Wow, lovely yarns and colors. Such different combinations! I can't wait to start dyeing fiber and yarn again. It's been awhile since I have set aside the time.


----------



## wordancer (May 4, 2011)

All beautiful! I would be hard-pressed myself to say which is the best.


----------



## gardenpoet (Jun 24, 2016)

Lucious.


----------



## Lolly12 (Oct 10, 2012)

I agree, they are all gorgeous


----------



## mama879 (Jan 27, 2011)

Yum. I like them all. It always amazes me how different dyeing techniques come out. Just started learning about dyeing.


----------



## Goodshepfarm (Jul 20, 2014)

Thanks for the teaching moment! I love them all!


----------



## GrannyMo (Jul 7, 2016)

All lovely. My favourite is in the last photo.


----------



## Babalou (Jun 3, 2012)

I would never have thought to put teal with the first yarn but it really makes the teal pop. Very nice work.


----------



## nittineedles (Apr 14, 2011)

Babalou said:


> I would never have thought to put teal with the first yarn but it really makes the teal pop. Very nice work.

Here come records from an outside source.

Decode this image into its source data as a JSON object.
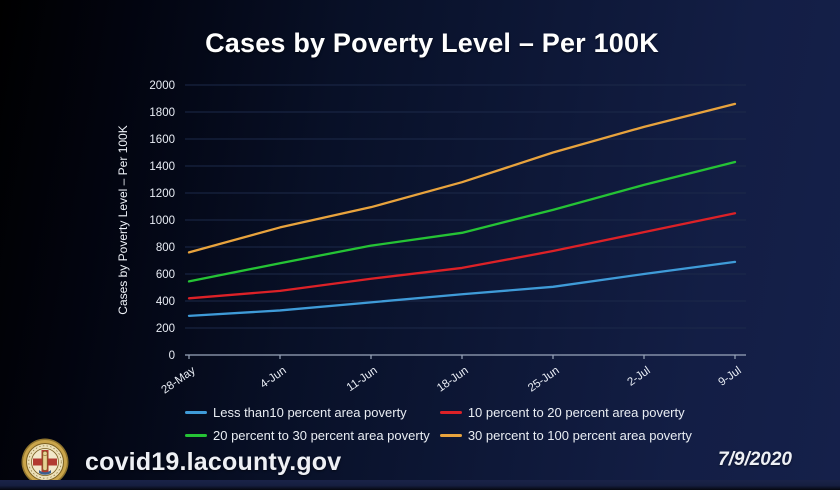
{
  "chart_data": {
    "type": "line",
    "title": "Cases by Poverty Level – Per 100K",
    "xlabel": "",
    "ylabel": "Cases by Poverty Level – Per 100K",
    "categories": [
      "28-May",
      "4-Jun",
      "11-Jun",
      "18-Jun",
      "25-Jun",
      "2-Jul",
      "9-Jul"
    ],
    "ylim": [
      0,
      2000
    ],
    "ytick_step": 200,
    "grid": true,
    "legend_position": "bottom",
    "axis_color": "#9aa6bb",
    "grid_color": "#1c2949",
    "tick_label_color": "#e9edf5",
    "series": [
      {
        "name": "Less than10 percent area poverty",
        "color": "#3f9bd8",
        "values": [
          290,
          330,
          390,
          450,
          505,
          600,
          690
        ]
      },
      {
        "name": "10 percent to 20 percent area poverty",
        "color": "#dc2127",
        "values": [
          420,
          475,
          565,
          645,
          770,
          910,
          1050
        ]
      },
      {
        "name": "20 percent to 30 percent area poverty",
        "color": "#25c335",
        "values": [
          545,
          680,
          810,
          905,
          1075,
          1260,
          1430
        ]
      },
      {
        "name": "30 percent to 100 percent area poverty",
        "color": "#e8a33d",
        "values": [
          760,
          945,
          1095,
          1280,
          1500,
          1690,
          1860
        ]
      }
    ]
  },
  "footer": {
    "website": "covid19.lacounty.gov",
    "date": "7/9/2020",
    "seal": "los-angeles-county-seal"
  }
}
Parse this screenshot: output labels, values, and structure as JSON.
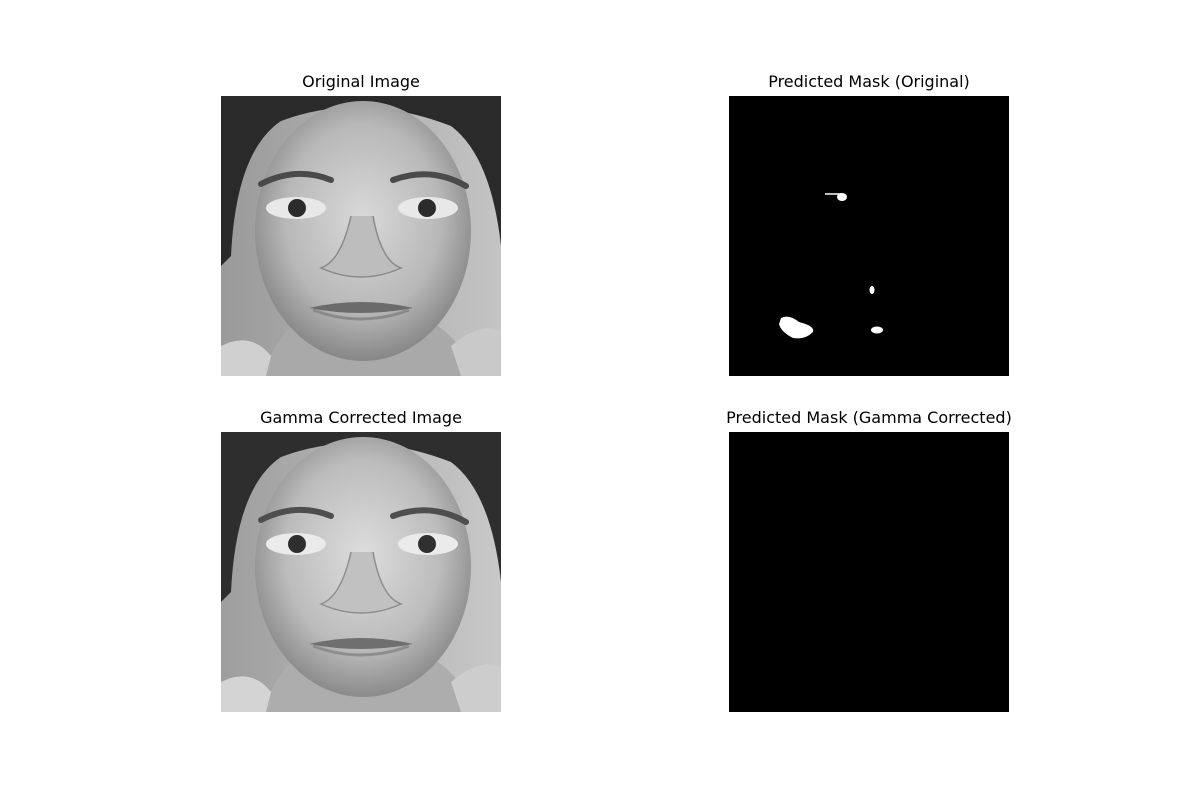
{
  "figure": {
    "panels": [
      {
        "title": "Original Image",
        "content": "grayscale face photograph"
      },
      {
        "title": "Predicted Mask (Original)",
        "content": "binary mask with small white blobs on black"
      },
      {
        "title": "Gamma Corrected Image",
        "content": "grayscale face photograph, gamma corrected"
      },
      {
        "title": "Predicted Mask (Gamma Corrected)",
        "content": "all-black binary mask"
      }
    ]
  }
}
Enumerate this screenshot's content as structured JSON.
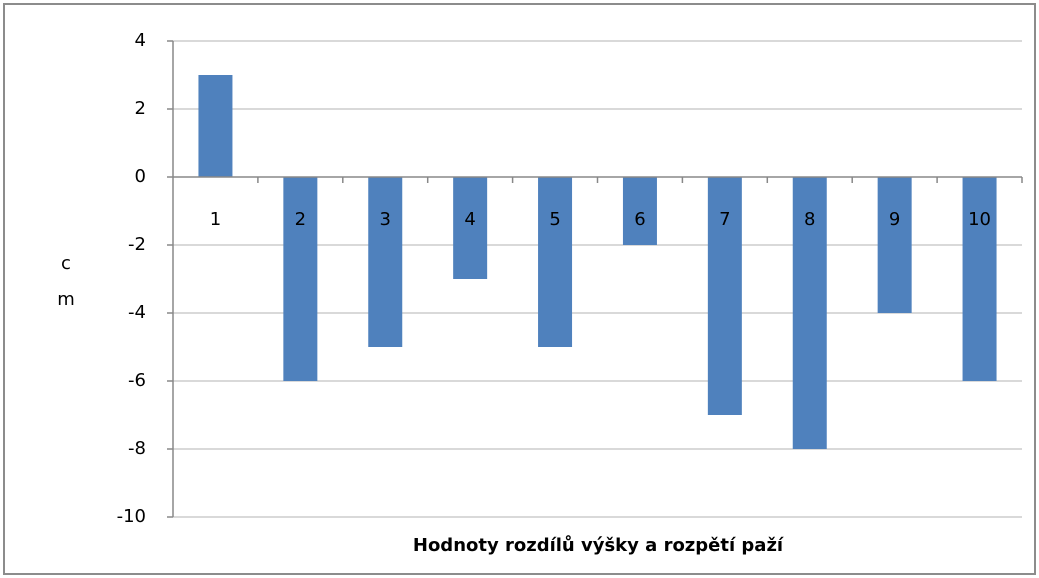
{
  "chart_data": {
    "type": "bar",
    "x_label": "Hodnoty rozdílů výšky a rozpětí paží",
    "y_label": [
      "c",
      "m"
    ],
    "categories": [
      "1",
      "2",
      "3",
      "4",
      "5",
      "6",
      "7",
      "8",
      "9",
      "10"
    ],
    "values": [
      3,
      -6,
      -5,
      -3,
      -5,
      -2,
      -7,
      -8,
      -4,
      -6
    ],
    "color": "#4f81bd",
    "ylim": [
      -10,
      4
    ],
    "yticks": [
      -10,
      -8,
      -6,
      -4,
      -2,
      0,
      2,
      4
    ],
    "grid": true
  }
}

The centre of the base yarn is teal. Just doesn't show up well in the picture.


----------



## Alpaca Farmer (Jan 19, 2011)

The difference is amazing and beautiful.Thanks for sharing your results with us.


----------



## Spooly (Oct 22, 2011)

Oh my, they are all so amazing. Those color combinations are stunning.


----------



## spinninggill (Apr 9, 2011)

It's always amazing how different fibres spin up - even the blended commercials often look totally different to what you expect and the hand dyed ones even more so, and especially if the fibre is dyed before spinning.


----------



## mama879 (Jan 27, 2011)

I like the dyed fiber before spinning. I guess once I get that down (somewhere in the near future) I will try dyeing the yarn. ( In the near future) lol


----------



## Reba1 (Feb 5, 2012)

Love them all, but that base plied with the gold is beautiful! So is your bottom plied and skeined.


----------



## Cdambro (Dec 30, 2013)

I like plied and dyed the best. The colors are amazing.


----------